The two versions – art therapy and art-as-therapy – are two sides of the same coin. One focuses on the producer, the other on the spectator. But they are united in a search for a helpful relationship to art, one where one isn’t merely “enjoying” art in a nebulous way, but comes at art with an intention, an intention to cure or be cured. 

Approaching art therapeutically has implications for how we acquire and present it, as well. The book includes a beautiful explanation, for example, of the impulse to buy and display art: “We’re not merely boasting. We’re trying to let others know our characters in a way that words might not permit.” In a consumer culture, it’s easy to feel conflicted, even cynical about the desire for things – especially things that are considered status objects. How do we cut through that noise? 
The goal is to live surrounded by objects each of which has a function; it’s a kind of self-aware form of consumption, as opposed to an incidental form, where one is simply surrounded by things one has picked up without choice, by chance, for reasons one can’t remember or sympathize with. 

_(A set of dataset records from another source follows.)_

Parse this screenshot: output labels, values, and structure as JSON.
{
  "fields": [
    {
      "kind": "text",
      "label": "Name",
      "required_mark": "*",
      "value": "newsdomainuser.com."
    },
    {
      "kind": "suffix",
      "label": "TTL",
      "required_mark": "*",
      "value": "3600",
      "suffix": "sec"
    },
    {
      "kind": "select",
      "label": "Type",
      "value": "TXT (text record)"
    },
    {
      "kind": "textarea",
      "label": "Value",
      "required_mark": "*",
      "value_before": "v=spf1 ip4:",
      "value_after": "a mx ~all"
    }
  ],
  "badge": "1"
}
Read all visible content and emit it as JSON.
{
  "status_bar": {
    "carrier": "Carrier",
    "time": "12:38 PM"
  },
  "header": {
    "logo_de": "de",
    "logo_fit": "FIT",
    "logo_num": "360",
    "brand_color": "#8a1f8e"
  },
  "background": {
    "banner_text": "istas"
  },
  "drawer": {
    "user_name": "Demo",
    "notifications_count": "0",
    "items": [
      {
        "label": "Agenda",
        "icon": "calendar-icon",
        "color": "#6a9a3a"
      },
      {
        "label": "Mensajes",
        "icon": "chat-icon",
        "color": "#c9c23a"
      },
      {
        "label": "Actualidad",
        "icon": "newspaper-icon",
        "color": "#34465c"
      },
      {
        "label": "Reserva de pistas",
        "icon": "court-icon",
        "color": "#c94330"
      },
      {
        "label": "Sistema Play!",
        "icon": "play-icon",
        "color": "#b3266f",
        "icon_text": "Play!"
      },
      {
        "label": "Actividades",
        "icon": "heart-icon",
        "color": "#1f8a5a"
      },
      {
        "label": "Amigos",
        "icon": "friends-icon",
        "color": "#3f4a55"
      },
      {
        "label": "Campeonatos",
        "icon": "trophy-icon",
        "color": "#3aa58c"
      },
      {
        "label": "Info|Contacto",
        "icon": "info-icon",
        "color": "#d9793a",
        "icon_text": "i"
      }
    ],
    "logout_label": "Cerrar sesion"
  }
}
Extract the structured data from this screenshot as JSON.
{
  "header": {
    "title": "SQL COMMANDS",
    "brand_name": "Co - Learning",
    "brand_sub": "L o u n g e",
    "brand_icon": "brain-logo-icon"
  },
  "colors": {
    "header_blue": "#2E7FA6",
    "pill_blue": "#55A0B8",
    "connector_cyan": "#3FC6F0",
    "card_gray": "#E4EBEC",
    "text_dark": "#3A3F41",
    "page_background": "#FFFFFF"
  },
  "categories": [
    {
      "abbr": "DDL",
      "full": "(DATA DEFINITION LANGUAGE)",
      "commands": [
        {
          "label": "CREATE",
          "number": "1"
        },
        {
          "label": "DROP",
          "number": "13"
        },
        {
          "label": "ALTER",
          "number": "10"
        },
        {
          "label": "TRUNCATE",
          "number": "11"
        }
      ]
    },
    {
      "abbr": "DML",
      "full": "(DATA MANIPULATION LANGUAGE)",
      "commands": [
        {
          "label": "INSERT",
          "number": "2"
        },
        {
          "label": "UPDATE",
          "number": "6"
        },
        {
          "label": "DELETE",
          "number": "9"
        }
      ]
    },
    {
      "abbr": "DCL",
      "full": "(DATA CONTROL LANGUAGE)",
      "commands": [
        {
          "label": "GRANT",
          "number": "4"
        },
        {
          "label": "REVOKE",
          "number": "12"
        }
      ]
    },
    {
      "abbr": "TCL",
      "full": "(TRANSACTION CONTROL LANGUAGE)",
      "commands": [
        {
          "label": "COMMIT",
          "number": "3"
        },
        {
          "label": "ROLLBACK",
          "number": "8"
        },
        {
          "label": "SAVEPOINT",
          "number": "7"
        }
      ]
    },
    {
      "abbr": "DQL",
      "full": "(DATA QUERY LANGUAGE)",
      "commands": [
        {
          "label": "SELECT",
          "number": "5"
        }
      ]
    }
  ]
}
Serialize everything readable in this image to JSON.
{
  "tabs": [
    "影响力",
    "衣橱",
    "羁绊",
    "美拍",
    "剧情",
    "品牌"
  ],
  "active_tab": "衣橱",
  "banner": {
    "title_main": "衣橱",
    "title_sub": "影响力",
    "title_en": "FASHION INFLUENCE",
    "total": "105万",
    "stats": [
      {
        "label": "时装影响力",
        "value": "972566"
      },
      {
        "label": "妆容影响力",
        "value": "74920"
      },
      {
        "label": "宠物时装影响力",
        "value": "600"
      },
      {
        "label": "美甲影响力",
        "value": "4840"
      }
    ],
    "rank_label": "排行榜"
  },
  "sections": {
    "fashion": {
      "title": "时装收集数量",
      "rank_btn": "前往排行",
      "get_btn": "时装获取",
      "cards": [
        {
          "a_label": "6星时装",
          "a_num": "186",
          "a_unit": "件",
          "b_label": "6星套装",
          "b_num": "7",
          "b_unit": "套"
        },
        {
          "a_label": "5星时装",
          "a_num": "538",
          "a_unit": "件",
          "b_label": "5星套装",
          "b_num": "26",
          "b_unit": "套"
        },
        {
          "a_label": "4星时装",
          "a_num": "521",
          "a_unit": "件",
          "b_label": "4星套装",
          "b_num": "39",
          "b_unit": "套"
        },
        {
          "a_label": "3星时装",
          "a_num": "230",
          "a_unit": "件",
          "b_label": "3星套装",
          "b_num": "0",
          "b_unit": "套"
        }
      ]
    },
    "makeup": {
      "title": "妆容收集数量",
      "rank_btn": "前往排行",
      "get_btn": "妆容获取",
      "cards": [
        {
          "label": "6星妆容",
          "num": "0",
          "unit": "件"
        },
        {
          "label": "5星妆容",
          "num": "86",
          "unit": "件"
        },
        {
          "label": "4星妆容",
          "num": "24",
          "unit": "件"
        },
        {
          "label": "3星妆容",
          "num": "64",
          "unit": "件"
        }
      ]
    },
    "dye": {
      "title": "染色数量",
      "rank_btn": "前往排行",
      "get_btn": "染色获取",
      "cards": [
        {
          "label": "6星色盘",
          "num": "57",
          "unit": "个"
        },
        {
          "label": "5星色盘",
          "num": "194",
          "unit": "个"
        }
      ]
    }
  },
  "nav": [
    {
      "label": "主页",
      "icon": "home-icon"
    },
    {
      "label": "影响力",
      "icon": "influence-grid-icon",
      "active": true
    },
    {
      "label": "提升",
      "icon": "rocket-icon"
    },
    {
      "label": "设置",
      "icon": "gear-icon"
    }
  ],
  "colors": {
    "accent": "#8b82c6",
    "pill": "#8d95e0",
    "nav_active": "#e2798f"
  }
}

The purpose of a “home” is an environment filled with things necessary for one’s survival, which means not only a toaster and a fridge, but also things that will help psychological survival and flourishing – everything from family photos to a serene painting of two lemons and an apple. 

Say I am intrigued; I am persuaded by the arguments and observations in Art as Therapy and I wish to start forging such a relationship with art. Where do I begin? 
It’s about recognizing that the way museums put art in front of our eyes is only a part, and a small part, of the work we have to do in order to make art powerful for us. We have to ask: “How can I find a place for this work in my heart, how can I build a bridge between it and my deeper concerns?” 

It’s about learning to be usefully selfish around art, not merely being intimidated and dutiful in front of art, but also productively self-centered; making sure we are enjoying it for our sakes.